3.2 KiB
3.2 KiB
DB Observability and Resilience
!!! info "Primary sources" - SQLAlchemy pooling - SQLAlchemy engine configuration - SQLAlchemy events - FastAPI lifespan events
??? abstract "Decision metadata" - Status: adopted - Decision level: mandatory - Applies to: api-runtime, workers, tests - Last reviewed: 2026-06-17
Purpose
Define baseline observability and resilience practices for DB connectivity in async FastAPI + SQLAlchemy apps.
Goals:
- detect and recover from stale/disconnected connections,
- expose useful diagnostics for pool/engine behavior,
- make readiness/liveness signals meaningful.
Scope and Non-Goals
- In scope: pool health, connection liveness, SQL/pool logging hygiene, readiness checks, failure handling.
- Out of scope: full APM stack design and vendor-specific monitoring platform setup.
Rules
- Enable connection liveness strategy (
pool_pre_ping=True) for long-running services. - Keep DB health checks out of liveness; include dependency checks in readiness.
- Centralize engine options and logging configuration.
- Avoid noisy SQL debug logging in production defaults.
- Treat disconnect handling as a first-class test scenario.
Recommended Baseline
engine = create_async_engine(
settings.database_url,
pool_pre_ping=True,
# Tune only from measured behavior:
# pool_size=10,
# max_overflow=20,
# pool_timeout=30,
# pool_recycle=1800,
)
Operational guidance:
pool_pre_ping=Truefor stale-connection resilience.- Introduce
pool_recyclewhere backend/network idle timeout behavior warrants it. - Use structured app logs with request correlation and error context.
Health Endpoint Policy
/healthz: process is alive; no DB call required./readyz: application can currently serve traffic; include DB connectivity verification.

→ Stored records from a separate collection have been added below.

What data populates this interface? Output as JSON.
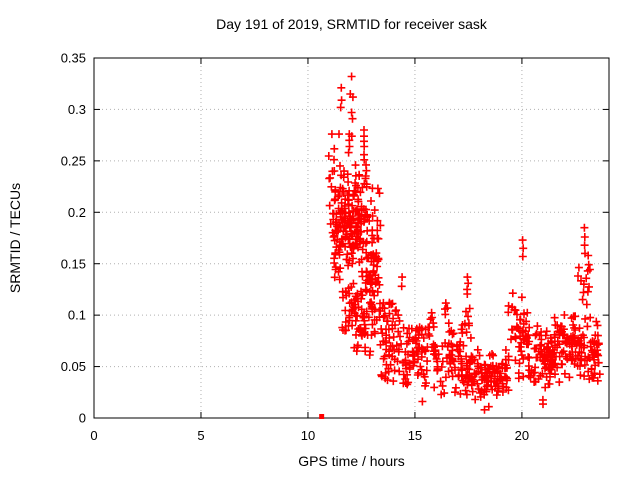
{
  "chart_data": {
    "type": "scatter",
    "title": "Day 191 of 2019, SRMTID for receiver sask",
    "xlabel": "GPS time / hours",
    "ylabel": "SRMTID / TECUs",
    "xlim": [
      0,
      24.07
    ],
    "ylim": [
      0,
      0.35
    ],
    "xticks": [
      0,
      5,
      10,
      15,
      20
    ],
    "xtick_labels": [
      "0",
      "5",
      "10",
      "15",
      "20"
    ],
    "yticks": [
      0,
      0.05,
      0.1,
      0.15,
      0.2,
      0.25,
      0.3,
      0.35
    ],
    "ytick_labels": [
      "0",
      "0.05",
      "0.1",
      "0.15",
      "0.2",
      "0.25",
      "0.3",
      "0.35"
    ],
    "grid": "dotted-major",
    "legend": "none",
    "marker": "plus",
    "marker_size_px": 9,
    "colors": {
      "marker": "#ff0000",
      "grid": "#b0b0b0",
      "frame": "#000000",
      "text": "#000000",
      "background": "#ffffff"
    },
    "zero_point": {
      "x": 10.64,
      "y": 0
    },
    "clusters_format": [
      "x_min_hours",
      "x_max_hours",
      "y_min_tecus",
      "y_max_tecus",
      "count",
      "spread u=uniform c=center-weighted"
    ],
    "clusters": [
      [
        10.95,
        11.3,
        0.15,
        0.27,
        16,
        "u"
      ],
      [
        11.2,
        12.15,
        0.13,
        0.252,
        110,
        "c"
      ],
      [
        12.1,
        12.75,
        0.12,
        0.25,
        75,
        "c"
      ],
      [
        11.55,
        12.2,
        0.085,
        0.132,
        26,
        "u"
      ],
      [
        12.15,
        12.8,
        0.062,
        0.125,
        42,
        "u"
      ],
      [
        12.75,
        13.4,
        0.05,
        0.235,
        80,
        "c"
      ],
      [
        13.35,
        14.3,
        0.035,
        0.118,
        58,
        "u"
      ],
      [
        14.25,
        15.6,
        0.028,
        0.098,
        70,
        "c"
      ],
      [
        15.55,
        15.9,
        0.045,
        0.118,
        13,
        "u"
      ],
      [
        15.85,
        17.3,
        0.02,
        0.096,
        75,
        "c"
      ],
      [
        16.4,
        16.65,
        0.08,
        0.116,
        6,
        "u"
      ],
      [
        17.32,
        17.62,
        0.075,
        0.124,
        9,
        "u"
      ],
      [
        17.35,
        19.4,
        0.013,
        0.072,
        130,
        "c"
      ],
      [
        19.35,
        19.68,
        0.075,
        0.124,
        9,
        "u"
      ],
      [
        19.65,
        20.35,
        0.03,
        0.125,
        45,
        "c"
      ],
      [
        20.3,
        21.35,
        0.02,
        0.1,
        60,
        "c"
      ],
      [
        20.85,
        21.0,
        0.01,
        0.018,
        2,
        "u"
      ],
      [
        21.3,
        22.6,
        0.032,
        0.108,
        85,
        "c"
      ],
      [
        22.6,
        23.25,
        0.095,
        0.15,
        12,
        "u"
      ],
      [
        22.6,
        23.65,
        0.03,
        0.098,
        65,
        "c"
      ]
    ],
    "extra_points": [
      [
        12.04,
        0.332
      ],
      [
        11.56,
        0.321
      ],
      [
        11.98,
        0.315
      ],
      [
        12.1,
        0.312
      ],
      [
        11.57,
        0.309
      ],
      [
        11.53,
        0.302
      ],
      [
        12.04,
        0.297
      ],
      [
        12.08,
        0.291
      ],
      [
        11.12,
        0.276
      ],
      [
        11.45,
        0.276
      ],
      [
        11.93,
        0.276
      ],
      [
        12.05,
        0.274
      ],
      [
        12.62,
        0.28
      ],
      [
        12.62,
        0.274
      ],
      [
        12.62,
        0.269
      ],
      [
        12.63,
        0.264
      ],
      [
        12.62,
        0.256
      ],
      [
        12.63,
        0.251
      ],
      [
        11.93,
        0.27
      ],
      [
        11.94,
        0.264
      ],
      [
        11.9,
        0.258
      ],
      [
        14.4,
        0.137
      ],
      [
        14.38,
        0.128
      ],
      [
        17.45,
        0.137
      ],
      [
        17.49,
        0.131
      ],
      [
        17.44,
        0.125
      ],
      [
        20.03,
        0.173
      ],
      [
        20.06,
        0.165
      ],
      [
        20.04,
        0.157
      ],
      [
        22.92,
        0.185
      ],
      [
        22.94,
        0.176
      ],
      [
        22.93,
        0.168
      ],
      [
        22.95,
        0.16
      ],
      [
        23.1,
        0.158
      ],
      [
        23.12,
        0.149
      ],
      [
        23.08,
        0.143
      ],
      [
        18.25,
        0.008
      ],
      [
        18.45,
        0.011
      ],
      [
        15.35,
        0.016
      ]
    ]
  }
}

Readiness checks should be lightweight and bounded (timeouts), not heavy diagnostic queries.
Failure Handling Guidance
- Handle transient disconnects with pool invalidation/reconnect semantics.
- Keep one failed request from cascading into broad app instability.
- Capture and log contextual DB errors with enough metadata for debugging.
Anti-Patterns
- No readiness check for DB-dependent services.
- Permanent debug SQL echo in production.
- Per-handler ad hoc pool settings.
- Assuming disconnect events are too rare to test.
Operational Checks
- Engine creation is centralized and configured once.
- Liveness/readiness behavior is documented and validated.
- Pool settings are explicit, versioned, and reviewed.
- DB-related errors produce actionable logs.
Testing Checks
- Readiness endpoint test covers healthy and unhealthy DB states.
- Integration test simulates disconnect/reconnect behavior.
- Load/concurrency tests validate pool behavior under stress.
Migration Notes
- Start with resilient defaults (
pool_pre_ping) and simple health policy. - Add deeper metrics/event hooks incrementally once baseline reliability is in place.